|
Post by billdemo2 on Dec 30, 2015 18:47:44 GMT
I found this description on another site where someone was trying to identfy the story. Can anyone here solve it?
This was a short story in a horror anthology. A young couple are engaged to be married. The guy wants his girlfriend to meet his father before the wedding. The mother had died years before. They visit his childhood home, but the father turns out to be creepy and old and he takes an obvious dislike to the girl.
The guy tells a story from his childhood about an incident where he saw his father on top of his mother, naked with their skin fused and he thought that they were 'making love'. The father becomes even more creepy and yells at the girl, telling her that she'll never marry his son.

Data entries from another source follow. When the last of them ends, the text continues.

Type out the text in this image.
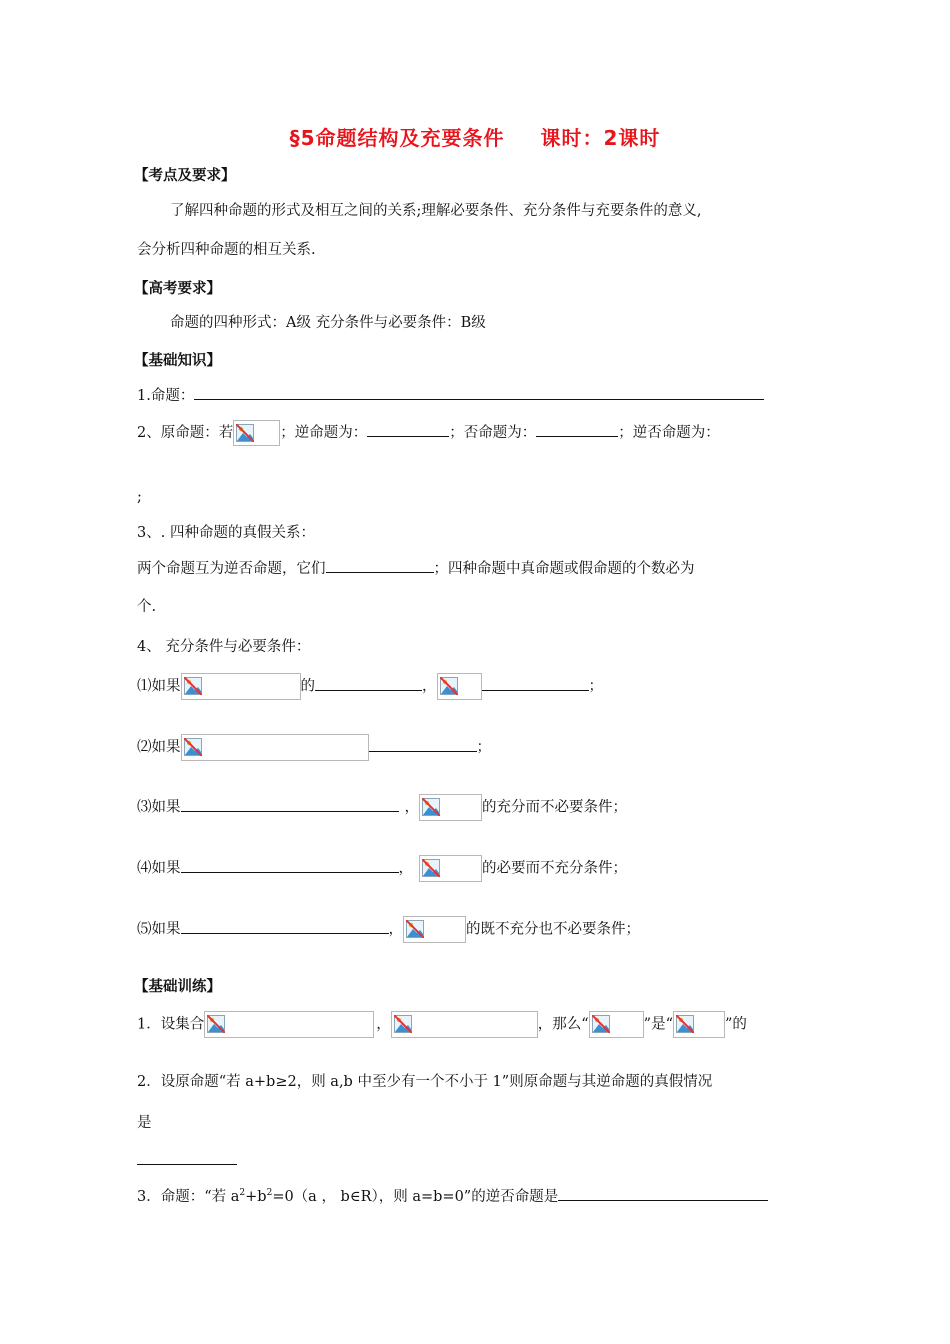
§5命题结构及充要条件 课时：2课时
【考点及要求】
了解四种命题的形式及相互之间的关系;理解必要条件、充分条件与充要条件的意义,
会分析四种命题的相互关系.
【高考要求】
命题的四种形式：A级 充分条件与必要条件：B级
【基础知识】
1.命题：
2、原命题：若	；逆命题为：	；否命题为：	；逆否命题为：
;
3、. 四种命题的真假关系：
两个命题互为逆否命题，它们	；四种命题中真命题或假命题的个数必为
个.
4、 充分条件与必要条件：
⑴如果	的	，	；
⑵如果	；
⑶如果	，	的充分而不必要条件；
⑷如果	，	的必要而不充分条件；
⑸如果	，	的既不充分也不必要条件；
【基础训练】
1．设集合	，	，那么“	”是“	”的
2．设原命题“若 a+b≥2，则 a,b 中至少有一个不小于 1”则原命题与其逆命题的真假情况
是
3．命题：“若 $a^2+b^2=0(a$ ， b∈R），则 a=b=0”的逆否命题是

On the last night before they're due to leave, the girl finds the father lying on top of the guy, both of them naked with their skin fused, "unbroken and like one".
The title of the story might have been something to do with "Skin". The book itself was black with a reddish thing on the cover, maybe a screaming phantom. It was a thick book, with the names of notable authors on the cover. I think one of the other stories in the book was a story where a psychopath is killing a little girl. I seem to remember the killer thinking 'he had just broken her neck and was going to throw her into the oven/fire. I thought this one was by Stephen King but I could be wrong.
|
|
|
Post by ramseycampbell on Jan 1, 2016 10:54:18 GMT
I rather think it's Marc Laidlaw's "Tissue", his first published tale, which I was delighted to bring to the world in New Terrors 1 . Which is the other site?
|
|
|
Post by ramseycampbell on Jan 2, 2016 8:53:54 GMT
"I think one of the other stories in the book was a story where a psychopath is killing a little girl. I seem to remember the killer thinking 'he had just broken her neck and was going to throw her into the oven/fire. I thought this one was by Stephen King but I could be wrong."
No, Steve's tale in New Terrors is the very strange "Big Wheels". The story referred to is Bob Bloch's "The Rubber Room", for which I outbid Stuart Schiff - I hope he has forgiven me.